Возмутился неискренне, просто потому, наверное, что не любил громких ссор и ощущал настоятельную потребность как-то вмешаться, прекратить творящееся безобразие. – Батя, нельзя же так! Ты же толком ничего не знаешь, зачем же человека-то зря обижать?
– А ты на рожу его глянь, – хладнокровно посоветовал Савельев-старший. – Глянь, глянь, не бойся! Сразу поймешь, зря я его обижаю или, может, не зря.
Сова посмотрел на Валерия и увял.
– Валера, – сказал он почти умоляюще, – слышь, Лукьянчик, да ты чего? Скажи что-нибудь, чего ты молчишь-то?
Валерий Лукьянов медленно встал, безотчетно сжимая в кулаке испачканную картофелем ложку. Да, сказать хоть что-нибудь было просто необходимо, объяснить, оправдаться, попросить прощения, поблагодарить за кров и пищу, в конце концов, но в голове ничего не было, кроме звенящей ватной пустоты, и слова, которые вдруг вывалились из этой пустоты, были, пожалуй, далеко не самыми подходящими в данной ситуации.
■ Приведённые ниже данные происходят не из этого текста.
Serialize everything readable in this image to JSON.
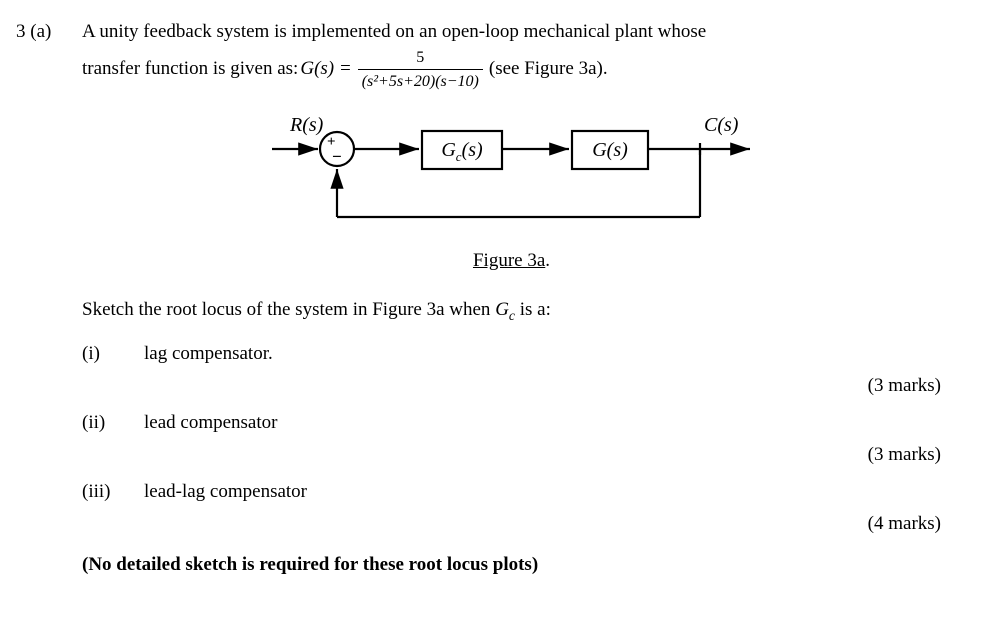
{
  "question_number": "3 (a)",
  "para_line1": "A unity feedback system is implemented on an open-loop mechanical plant whose",
  "para_line2_prefix": "transfer function is given as: ",
  "tf_lhs": "G(s) =",
  "tf_num": "5",
  "tf_den": "(s²+5s+20)(s−10)",
  "para_line2_suffix": " (see Figure 3a).",
  "fig_labels": {
    "R": "R(s)",
    "Gc": "G",
    "Gc_sub": "c",
    "Gc_arg": "(s)",
    "G": "G(s)",
    "C": "C(s)",
    "plus": "+",
    "minus": "−"
  },
  "figure_caption": "Figure 3a",
  "sketch_intro_prefix": "Sketch the root locus of the system in Figure 3a when ",
  "sketch_intro_gc": "G",
  "sketch_intro_gc_sub": "c",
  "sketch_intro_suffix": " is a:",
  "items": [
    {
      "label": "(i)",
      "text": "lag compensator.",
      "marks": "(3 marks)"
    },
    {
      "label": "(ii)",
      "text": "lead compensator",
      "marks": "(3 marks)"
    },
    {
      "label": "(iii)",
      "text": "lead-lag compensator",
      "marks": "(4 marks)"
    }
  ],
  "note": "(No detailed sketch is required for these root locus plots)"
}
– Да пошли вы все!.. – сказал он, со звоном и лязгом швырнул ложку на середину стола и, опрокинув стул, выбежал из кухни.
…Примерно в полукилометре от околицы он услышал у себя за спиной нарастающий треск тракторного выхлопа.
Не оглядываясь, Валерий приналег на педали, но его гоночный велосипед был плохо приспособлен для скачек по пересеченной местности, а тракторист, похоже, гнал своего железного коня во весь опор, невзирая на вполне реальную возможность опрокинуться, угробив при этом и себя, и машину.